The experience is pretty solid for a beta. Stable or not, unfinished or finished, it’s extremely clear the direction Apple is aiming for. The UI is distraction-free with some polished new animations that make sense during usage and frosted glass overlays to depict hierarchy of elements. Speaking of which, you probably won’t see that frosted glass anywhere more than in Notification Center and the new Control Center,
two features I highly enjoy in iOS 7. There’s more breathing room in Notification Center now and the new “Today” and “Missed” views are welcome additions. On the other hand, some have complained that Control Center is an unorganized box of random controls. I disagree. I don’t think it’s unorganized and perhaps it is a bit random but I wouldn’t expect anything less. It’s not a primary UI aspect because all the controls are just shortcuts. I like shortcuts.
On the topic of shortcuts, iOS 7′s new multitasking is nice. I like seeing a thumbnail view of the apps themselves. Pro tip: dragging your finger slightly can let you position two app windows for viewing side by side. Yes, it steals from webOS and Windows Phone, but stealing is hip nowadays.
The Camera, for instance, takes multiple cues from Instagram. You can take square photos now (in addition to regular, panorama, and video modes) and apply one of eight filters. I’m utterly convinced that no one would give a shit about photo filters if Instagram didn’t make them popular. The Collections and Moments features in the new Photos app aren’t as smart as they look, by the way. They improve organization, but need work. I’d like to be able to rename them, for example.
There are other improvements and new features of course, but I don’t want to make this a full review of iOS 7 because it is very ripe for change. Though the design language will be similar for release, I don’t anticipate the actual design itself will be the same. There’s plenty of work to be done. Plus, since this is just a beta, there are obvious bugs and some apps just flat-out don’t function at the moment.
The new design does take some getting used to, but I think most people will grow to like its simple nature, or at least appreciate it.
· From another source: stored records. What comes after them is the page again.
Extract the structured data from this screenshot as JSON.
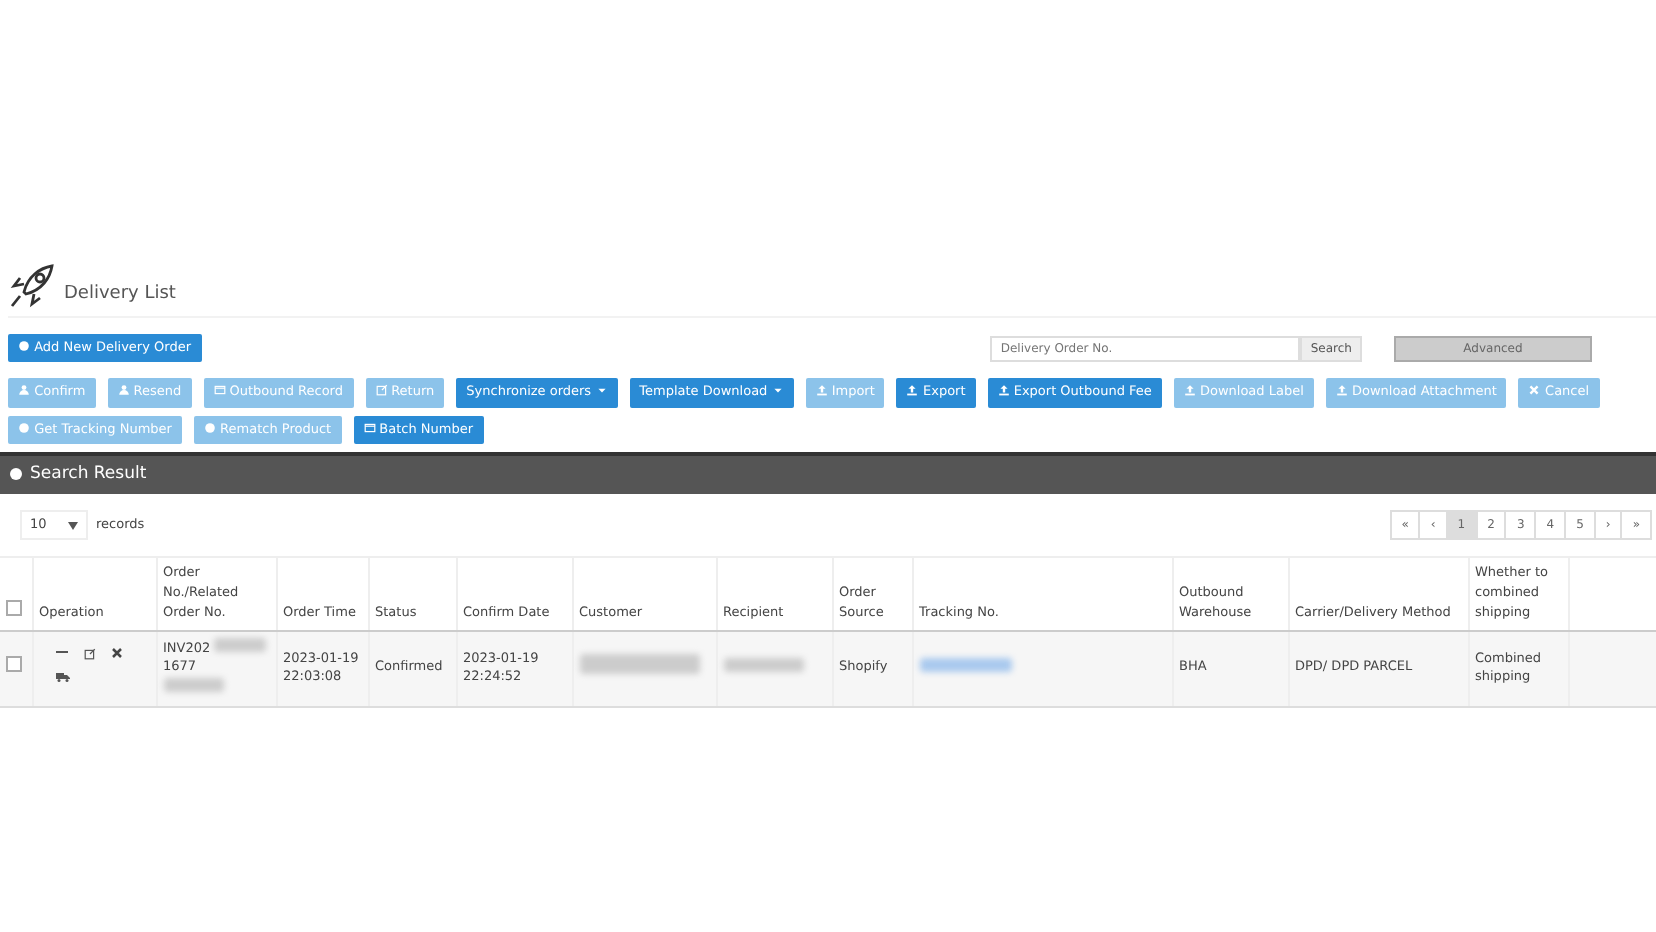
{
  "page_title": "Delivery List",
  "add_button": "Add New Delivery Order",
  "search": {
    "placeholder": "Delivery Order No.",
    "button": "Search",
    "advanced": "Advanced"
  },
  "actions": [
    {
      "label": "Confirm",
      "kind": "user",
      "disabled": true
    },
    {
      "label": "Resend",
      "kind": "user",
      "disabled": true
    },
    {
      "label": "Outbound Record",
      "kind": "card",
      "disabled": true
    },
    {
      "label": "Return",
      "kind": "edit",
      "disabled": true
    },
    {
      "label": "Synchronize orders",
      "kind": "caret",
      "disabled": false
    },
    {
      "label": "Template Download",
      "kind": "caret",
      "disabled": false
    },
    {
      "label": "Import",
      "kind": "upload",
      "disabled": true
    },
    {
      "label": "Export",
      "kind": "upload",
      "disabled": false
    },
    {
      "label": "Export Outbound Fee",
      "kind": "upload",
      "disabled": false
    },
    {
      "label": "Download Label",
      "kind": "upload",
      "disabled": true
    },
    {
      "label": "Download Attachment",
      "kind": "upload",
      "disabled": true
    },
    {
      "label": "Cancel",
      "kind": "times",
      "disabled": true
    },
    {
      "label": "Get Tracking Number",
      "kind": "circle",
      "disabled": true
    },
    {
      "label": "Rematch Product",
      "kind": "circle",
      "disabled": true
    },
    {
      "label": "Batch Number",
      "kind": "card",
      "disabled": false
    }
  ],
  "panel_title": "Search Result",
  "page_size": {
    "value": "10",
    "label": "records"
  },
  "pagination": [
    {
      "label": "«",
      "selected": false
    },
    {
      "label": "‹",
      "selected": false
    },
    {
      "label": "1",
      "selected": true
    },
    {
      "label": "2",
      "selected": false
    },
    {
      "label": "3",
      "selected": false
    },
    {
      "label": "4",
      "selected": false
    },
    {
      "label": "5",
      "selected": false
    },
    {
      "label": "›",
      "selected": false
    },
    {
      "label": "»",
      "selected": false
    }
  ],
  "table": {
    "select_all": false,
    "columns": [
      "Operation",
      "Order No./Related Order No.",
      "Order Time",
      "Status",
      "Confirm Date",
      "Customer",
      "Recipient",
      "Order Source",
      "Tracking No.",
      "Outbound Warehouse",
      "Carrier/Delivery Method",
      "Whether to combined shipping"
    ],
    "rows": [
      {
        "checked": false,
        "order_no": "INV202",
        "order_no_2": "1677",
        "order_time": "2023-01-19 22:03:08",
        "status": "Confirmed",
        "confirm_date": "2023-01-19 22:24:52",
        "order_source": "Shopify",
        "warehouse": "BHA",
        "carrier": "DPD/ DPD PARCEL",
        "combined": "Combined shipping"
      }
    ]
  }
}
I do have a few gripes: the home screen icons, overly bright color schemes in apps (see Messages), the contrast of a very white UI on a black iPhone, and design inconsistencies throughout the OS. These can all be rectified in time for the fall though.
Make no mistake that while iOS 7 may look quite new at first, it is the same operating system from Apple you’ve come to love. It’s familiar, yet unfamiliar at the same time. It’s the iOS 7 for grown-ups
stripped away of gloss, physical buttons, and relatable skeuomorphism. Instead, you are left with Jony Ive’s obvious love of simplicity with a touch of elegance. I’ve found that the new features are far from gimmicky and usually quite useful, too. Your first impression of iOS 7 might not be one of total embrace, but that will come in time.